The home is located in a new subdivision in Maple Ridge, B.C.
Behind their lot was a parcel of undeveloped land that was to become a later phase of the subdivision. The adjacent lot was at a lower elevation, and a retaining wall had been constructed across the full width of the rear of the Taggart lot.
The wall had been built before the Taggarts viewed the property. When they inspected the house and lot with the builder’s sales agent, they were told that the retaining wall marked the back boundary of the lot they wanted to buy.
The size of the backyard was an important factor for the Taggarts. They needed a yard that was large enough to accommodate their household, which included “the world’s largest dog” (a Mastiff), two active sons, and future plans to install a swimming pool.
During the purchase negotiations, the Taggarts were told that the lot size was about 6,000 square feet. Based on the agent’s representations, the Taggarts were satisfied that the yard was big enough to meet their needs.
About a year after closing, the Taggarts discovered to their surprise that the location of the retaining wall did not actually mark the back boundary of their property but was erected well into the lot behind them. In fact, the actual size of their backyard was about 1,000 square feet smaller than the land enclosed by the wall.
The agreement of purchase and sale, which the parties originally signed, contained the actual, correct dimensions of the land as they were set out in the plan of the subdivision. At the time of closing, the builder provided the buyers with a survey plan which had either party examined it carefully would have disclosed that the back boundary of the lot was not in the same place as the retaining wall.
After closing, in preparation for building a new house behind the Taggart home, the builder fenced in the Taggart yard with the new fence extending out to the retaining wall, which was beyond the actual boundary of their property.
When the lot for the new house was being surveyed, the builder realized that the actual rear boundary line was 10 feet closer to the Taggart house on the east side and 21 feet closer on the west side.
Following the discovery, the builder reconstructed the fence and retaining wall on the true boundary line. Faced with a much smaller lot, the Taggarts sued for negligent misrepresentation.
A four-day trial took place last May before Justice Janet Sinclair Prowse in Vancouver.

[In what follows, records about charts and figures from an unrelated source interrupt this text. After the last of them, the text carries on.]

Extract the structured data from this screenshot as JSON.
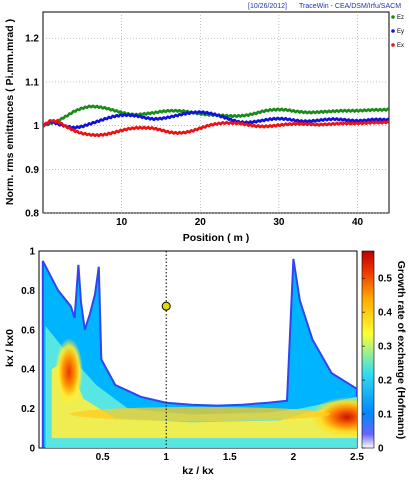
{
  "header": {
    "date": "[10/26/2012]",
    "software": "TraceWin - CEA/DSM/Irfu/SACM"
  },
  "chart_data": [
    {
      "type": "line",
      "xlabel": "Position ( m )",
      "ylabel": "Norm. rms emittances ( Pi.mm.mrad )",
      "xlim": [
        0,
        44
      ],
      "ylim": [
        0.8,
        1.26
      ],
      "xticks": [
        "10",
        "20",
        "30",
        "40"
      ],
      "yticks": [
        "0.8",
        "0.9",
        "1",
        "1.1",
        "1.2"
      ],
      "grid": true,
      "legend_position": "right",
      "series": [
        {
          "name": "Ez",
          "color": "#1a8a1a",
          "x": [
            0,
            1,
            2,
            3,
            4,
            5,
            6,
            7,
            8,
            9,
            10,
            11,
            12,
            13,
            14,
            15,
            16,
            17,
            18,
            19,
            20,
            21,
            22,
            23,
            24,
            25,
            26,
            27,
            28,
            29,
            30,
            31,
            32,
            33,
            34,
            35,
            36,
            37,
            38,
            39,
            40,
            41,
            42,
            43,
            44
          ],
          "values": [
            1.0,
            1.005,
            1.012,
            1.022,
            1.033,
            1.04,
            1.044,
            1.043,
            1.04,
            1.035,
            1.03,
            1.026,
            1.025,
            1.027,
            1.029,
            1.032,
            1.034,
            1.034,
            1.033,
            1.03,
            1.027,
            1.025,
            1.024,
            1.023,
            1.022,
            1.022,
            1.024,
            1.028,
            1.033,
            1.036,
            1.037,
            1.036,
            1.033,
            1.031,
            1.03,
            1.031,
            1.032,
            1.033,
            1.034,
            1.034,
            1.034,
            1.035,
            1.036,
            1.036,
            1.037
          ]
        },
        {
          "name": "Ey",
          "color": "#1111dd",
          "x": [
            0,
            1,
            2,
            3,
            4,
            5,
            6,
            7,
            8,
            9,
            10,
            11,
            12,
            13,
            14,
            15,
            16,
            17,
            18,
            19,
            20,
            21,
            22,
            23,
            24,
            25,
            26,
            27,
            28,
            29,
            30,
            31,
            32,
            33,
            34,
            35,
            36,
            37,
            38,
            39,
            40,
            41,
            42,
            43,
            44
          ],
          "values": [
            1.0,
            1.01,
            1.003,
            0.998,
            0.995,
            0.998,
            1.004,
            1.01,
            1.016,
            1.021,
            1.024,
            1.024,
            1.022,
            1.018,
            1.015,
            1.016,
            1.019,
            1.023,
            1.027,
            1.03,
            1.031,
            1.029,
            1.025,
            1.019,
            1.013,
            1.008,
            1.007,
            1.009,
            1.012,
            1.015,
            1.016,
            1.015,
            1.012,
            1.01,
            1.01,
            1.012,
            1.014,
            1.015,
            1.014,
            1.012,
            1.011,
            1.012,
            1.014,
            1.014,
            1.013
          ]
        },
        {
          "name": "Ex",
          "color": "#ee1111",
          "x": [
            0,
            1,
            2,
            3,
            4,
            5,
            6,
            7,
            8,
            9,
            10,
            11,
            12,
            13,
            14,
            15,
            16,
            17,
            18,
            19,
            20,
            21,
            22,
            23,
            24,
            25,
            26,
            27,
            28,
            29,
            30,
            31,
            32,
            33,
            34,
            35,
            36,
            37,
            38,
            39,
            40,
            41,
            42,
            43,
            44
          ],
          "values": [
            1.0,
            1.012,
            1.008,
            0.997,
            0.988,
            0.982,
            0.979,
            0.978,
            0.98,
            0.984,
            0.989,
            0.993,
            0.995,
            0.995,
            0.994,
            0.99,
            0.985,
            0.983,
            0.984,
            0.988,
            0.994,
            1.0,
            1.004,
            1.006,
            1.006,
            1.005,
            1.002,
            0.999,
            0.998,
            0.999,
            1.001,
            1.003,
            1.004,
            1.004,
            1.003,
            1.002,
            1.003,
            1.004,
            1.005,
            1.005,
            1.005,
            1.006,
            1.007,
            1.007,
            1.008
          ]
        }
      ]
    },
    {
      "type": "heatmap",
      "xlabel": "kz / kx",
      "ylabel": "kx / kx0",
      "xlim": [
        0,
        2.5
      ],
      "ylim": [
        0,
        1
      ],
      "xticks": [
        "0.5",
        "1",
        "1.5",
        "2",
        "2.5"
      ],
      "yticks": [
        "0",
        "0.2",
        "0.4",
        "0.6",
        "0.8",
        "1"
      ],
      "colorbar": {
        "label": "Growth rate of exchange (Hofmann)",
        "range": [
          0,
          0.58
        ],
        "ticks": [
          "0",
          "0.1",
          "0.2",
          "0.3",
          "0.4",
          "0.5"
        ],
        "colors": [
          "#ffffff",
          "#00aaff",
          "#33ddee",
          "#ffff33",
          "#ff8800",
          "#cc0000"
        ]
      },
      "marker": {
        "x": 1.0,
        "y": 0.72,
        "shape": "circle",
        "color": "#dddd00"
      },
      "reference_line": {
        "x": 1.0,
        "style": "dotted"
      },
      "stable_region_boundary": {
        "x": [
          0.03,
          0.15,
          0.25,
          0.28,
          0.31,
          0.33,
          0.36,
          0.4,
          0.44,
          0.47,
          0.49,
          0.6,
          0.8,
          1.0,
          1.2,
          1.4,
          1.6,
          1.8,
          1.95,
          2.0,
          2.05,
          2.15,
          2.3,
          2.5
        ],
        "y": [
          0.95,
          0.8,
          0.72,
          0.66,
          0.93,
          0.74,
          0.6,
          0.68,
          0.78,
          0.92,
          0.45,
          0.32,
          0.26,
          0.23,
          0.22,
          0.215,
          0.22,
          0.23,
          0.24,
          0.96,
          0.75,
          0.55,
          0.38,
          0.3
        ]
      }
    }
  ]
}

She released her 39-page judgment in October, finding that the builder’s agent had made specific representations to the buyers that the retaining wall marked the property boundary.
She also found that the Taggarts relied on those representations and would not have bought the house without them. In the end, the plaintiffs were awarded damages of $75,254 plus interest and costs.
This case can be usefully compared to the Meagher case I wrote about last week.
There, the size of the house was 500 square feet less than the advertised size. The purchasers were otherwise happy with the house. They sued to recover damages for the shortfall and lost.
In the Taggart case the retaining wall was specifically represented to be the rear boundary of the lot. The shortage in the lot size was found to be critical to the purchase decision, and the builder was held responsible for the misrepresentation.
Two lessons emerge from the case of Taggart v. Epic Homes:
- Whether you’re buying a new or resale home, always insert the lot size in the offer.
- Always examine the survey plan carefully. It’s the most important document in every real estate transaction.